The well flagged drop in ITV’s net advertising revenue of as much as 20% in June duly arrived—the fall was actually 18%—but it now looks more like a quick dip than the beginning of a deep dive.
No boom, moderate gloom
With NAR declining across the whole first half in line with guidance, there’s room for investor relief, and that is reflected in the stock this morning. Furthermore, somewhat contrary to the candid picture painted by the now departed CEO in May, net-net, both operating environment and outlook look largely static relative to expectations earlier in the year. Again, that’s an implied positive; even as the group continues to pull no punches about the impact of “ongoing economic and political uncertainty” that is crimping ad spend. Still, the rate of pulled spending is now seen as resulting in an underlying NAR fall of c. 4% in the current quarter. That is not alarming. July-September slippage is forecast to average a little under 5%, making ITV’s forecast of -7% for the nine-month period actually look a little cautious, particularly as it expects to outperform the market over the full year.
Side story or main plot?
With adjusted interim revenues of £1.697bn above expectations of under £1.5bn, full-year guidance maintained and at least £50m of combined overhead savings and programme budget cuts in the offing, we see little reason to grow more pessimistic on ITV for the remainder of the year. Naturally, opinion is split. We notice cued-up brokerage downgrades have been fired this morning, advising major investors to remain cautious. We believe these cuts are predicated at least partly on ITV’s long-standing speculative premium. We broadly agree that investors should certainly be wary of chasing the story heedlessly. However, we also think it makes little sense to ignore the elephant in the room.
ITV has not shied away from addressing the credibility of the individual options on the table, lauding its new CEO hire Carolyn McCall’s “strategic acumen” and noting on Wednesday that it expects to “refresh the strategy” when she arrives. And whilst McCall cannot be expected to have made up her mind in advance, having overseen an (at the time) large and tricky disposal at GMG, she has experience of all possible eventualities. On the other side, the ultimate controller of the Liberty companies John Malone and his lieutenants are keeping up a regular drum beat of non-categorical denials of interest. Presumably these are aimed at ensuring their sophisticated debt financing apparatus remains battle ready for the opportune moment.
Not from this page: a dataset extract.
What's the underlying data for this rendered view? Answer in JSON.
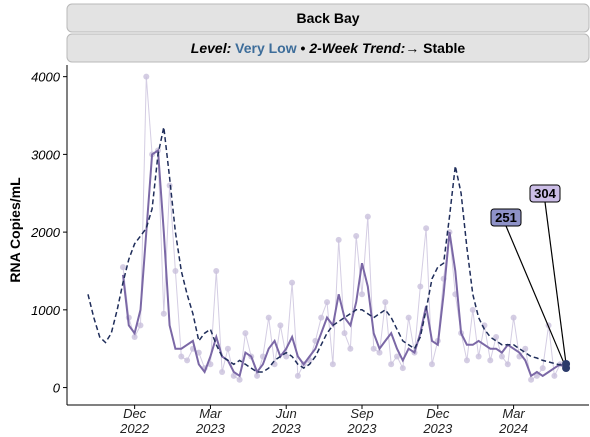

If or when that moment arrives, we maintain that a corporate combination would make the most sense for ITV’s growth prospects in a constrained environment. Timing is virtually impossible to predict though.
More broadly, with the group having circumnavigated a hazardous first half well, under the circumstances, we conclude that there’s little to dislike on ITV for the rest of the year, though transformations are unlikely.